The EU ministers said they would also press ahead with extending sanctions against the regime of Syrian President Bashar al-Assad, but stopped short of threatening measures against Russia over the conflict.

The reference to war crimes is potentially significant since if pressed, a case could be taken to the International Criminal Court in the Hague.

The statement noted the EU's "conviction that the situation in Syria should be referred to the ICC and renews its call to the UN Security Council to take action in this respect."

Ministers also called urgently for an immediate ceasefire in Aleppo to allow humanitarian aid to reach the ancient frontline city which has been pummelled mercilessly by Assad's forces and then by his longtime Russian ally from September last year.
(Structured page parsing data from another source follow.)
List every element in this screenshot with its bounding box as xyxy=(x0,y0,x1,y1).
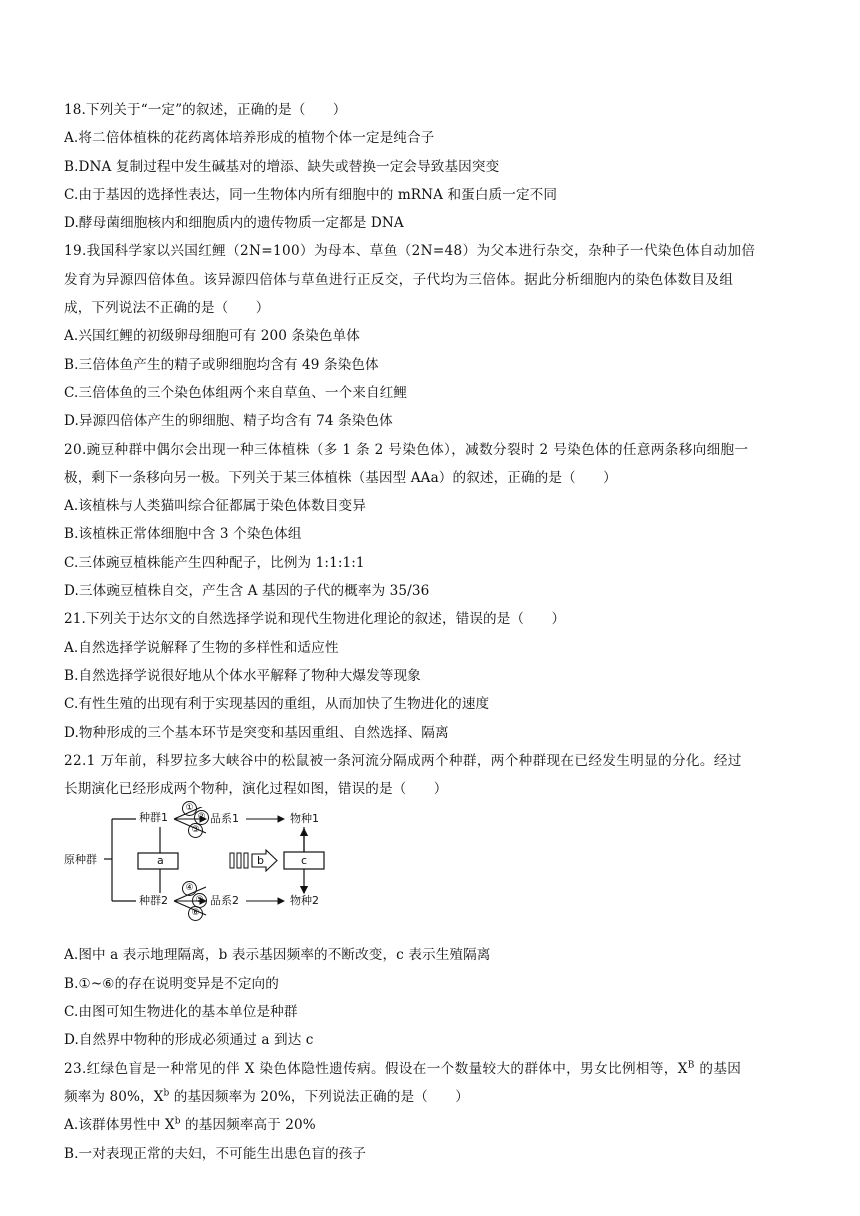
diagram-marker-3: ③ xyxy=(188,823,203,838)
diagram-box-c-label: c xyxy=(301,854,308,868)
diagram-label-original-population: 原种群 xyxy=(64,853,97,867)
question-19-stem-line3: 成，下列说法不正确的是（ ） xyxy=(64,300,270,317)
question-19-option-d: D.异源四倍体产生的卵细胞、精子均含有 74 条染色体 xyxy=(64,413,393,430)
diagram-label-strain-1: 品系1 xyxy=(210,812,239,826)
diagram-label-species-2: 物种2 xyxy=(290,894,319,908)
diagram-marker-2: ② xyxy=(194,810,209,825)
question-content xyxy=(64,96,804,1168)
diagram-label-population-1: 种群1 xyxy=(139,811,168,825)
question-23-stem-line1 xyxy=(64,1055,804,1083)
question-22-option-d: D.自然界中物种的形成必须通过 a 到达 c xyxy=(64,1032,314,1049)
question-22-option-c: C.由图可知生物进化的基本单位是种群 xyxy=(64,1004,298,1021)
diagram-label-strain-2: 品系2 xyxy=(210,894,239,908)
question-21-option-a: A.自然选择学说解释了生物的多样性和适应性 xyxy=(64,639,339,656)
question-19-option-c: C.三倍体鱼的三个染色体组两个来自草鱼、一个来自红鲤 xyxy=(64,384,408,401)
question-20-option-c: C.三体豌豆植株能产生四种配子，比例为 1:1:1:1 xyxy=(64,554,365,571)
question-19-option-b: B.三倍体鱼产生的精子或卵细胞均含有 49 条染色体 xyxy=(64,356,379,373)
question-19-stem-line2: 发育为异源四倍体鱼。该异源四倍体与草鱼进行正反交，子代均为三倍体。据此分析细胞内的染色体数目及组 xyxy=(64,271,734,288)
diagram-marker-1: ① xyxy=(182,801,197,816)
q23-stem2-text: 频率为 80%，X xyxy=(64,1088,164,1105)
diagram-label-population-2: 种群2 xyxy=(139,894,168,908)
question-18-option-d: D.酵母菌细胞核内和细胞质内的遗传物质一定都是 DNA xyxy=(64,215,404,232)
question-21-option-c: C.有性生殖的出现有利于实现基因的重组，从而加快了生物进化的速度 xyxy=(64,696,490,713)
q23-stem2-tail: 的基因频率为 20%，下列说法正确的是（ ） xyxy=(169,1088,469,1105)
question-20-option-b: B.该植株正常体细胞中含 3 个染色体组 xyxy=(64,526,302,543)
diagram-box-b-label: b xyxy=(257,854,264,868)
q23-stem2-superscript: b xyxy=(163,1088,170,1099)
question-23-stem-line2 xyxy=(64,1083,804,1111)
question-18-option-c: C.由于基因的选择性表达，同一生物体内所有细胞中的 mRNA 和蛋白质一定不同 xyxy=(64,186,558,203)
question-23-option-b: B.一对表现正常的夫妇，不可能生出患色盲的孩子 xyxy=(64,1145,367,1162)
question-21-option-b: B.自然选择学说很好地从个体水平解释了物种大爆发等现象 xyxy=(64,667,421,684)
question-19-stem-line1: 19.我国科学家以兴国红鲤（2N=100）为母本、草鱼（2N=48）为父本进行杂交，杂种子一代染色体自动加倍 xyxy=(64,243,756,260)
question-20-option-d: D.三体豌豆植株自交，产生含 A 基因的子代的概率为 35/36 xyxy=(64,583,430,600)
diagram-label-species-1: 物种1 xyxy=(290,812,319,826)
question-21-stem: 21.下列关于达尔文的自然选择学说和现代生物进化理论的叙述，错误的是（ ） xyxy=(64,611,566,628)
diagram-marker-5: ⑤ xyxy=(192,893,207,908)
question-22-option-a: A.图中 a 表示地理隔离，b 表示基因频率的不断改变，c 表示生殖隔离 xyxy=(64,947,491,964)
question-22-stem-line1: 22.1 万年前，科罗拉多大峡谷中的松鼠被一条河流分隔成两个种群，两个种群现在已经发生明显的分化。经过 xyxy=(64,752,742,769)
q23-stem1-text: 23.红绿色盲是一种常见的伴 X 染色体隐性遗传病。假设在一个数量较大的群体中，男女比例相等，X xyxy=(64,1060,688,1077)
q23-stem1-superscript: B xyxy=(687,1060,695,1071)
speciation-diagram-lines xyxy=(64,807,364,937)
diagram-marker-4: ④ xyxy=(182,881,197,896)
speciation-diagram xyxy=(64,803,364,937)
question-20-stem-line2: 极，剩下一条移向另一极。下列关于某三体植株（基因型 AAa）的叙述，正确的是（ ） xyxy=(64,469,617,486)
question-22-stem-line2: 长期演化已经形成两个物种，演化过程如图，错误的是（ ） xyxy=(64,781,448,798)
question-21-option-d: D.物种形成的三个基本环节是突变和基因重组、自然选择、隔离 xyxy=(64,724,449,741)
question-18-stem: 18.下列关于“一定”的叙述，正确的是（ ） xyxy=(64,102,347,118)
question-23-option-a xyxy=(64,1111,804,1139)
question-18-option-b: B.DNA 复制过程中发生碱基对的增添、缺失或替换一定会导致基因突变 xyxy=(64,158,500,175)
question-18-option-a: A.将二倍体植株的花药离体培养形成的植物个体一定是纯合子 xyxy=(64,130,435,147)
q23-stem1-tail: 的基因 xyxy=(694,1060,742,1077)
question-22-option-b: B.①~⑥的存在说明变异是不定向的 xyxy=(64,975,279,992)
diagram-box-a-label: a xyxy=(157,854,164,868)
diagram-marker-6: ⑥ xyxy=(188,906,203,921)
q23-option-a-superscript: b xyxy=(174,1116,181,1127)
question-19-option-a: A.兴国红鲤的初级卵母细胞可有 200 条染色单体 xyxy=(64,328,360,345)
question-20-option-a: A.该植株与人类猫叫综合征都属于染色体数目变异 xyxy=(64,498,366,515)
question-20-stem-line1: 20.豌豆种群中偶尔会出现一种三体植株（多 1 条 2 号染色体），减数分裂时 2 号染色体的任意两条移向细胞一 xyxy=(64,441,749,458)
q23-option-a-tail: 的基因频率高于 20% xyxy=(180,1117,316,1134)
q23-option-a-text: A.该群体男性中 X xyxy=(64,1117,175,1134)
The EU "strongly condemns the excessive and disproportionate attacks by the regime and its allies", it said.

As the EU statement was coming through, Moscow announced an eight-hour cessation of hostilities for Thursday, stealing the limelight in the diplomatic battle.

The EU ministers said the bloc "firmly believes that there can be no military solution to the conflict" and called directly on Russia to agree a ceasefire to open the way to peace talks.

EU foreign affairs head Federica Mogherini said earlier Monday ministers could consider additional Syria sanctions but ruled out imposing restrictive measures on Russia.

The statement made no reference to this possibility although Britain and the United States had said in talks in London on Sunday they should be considered.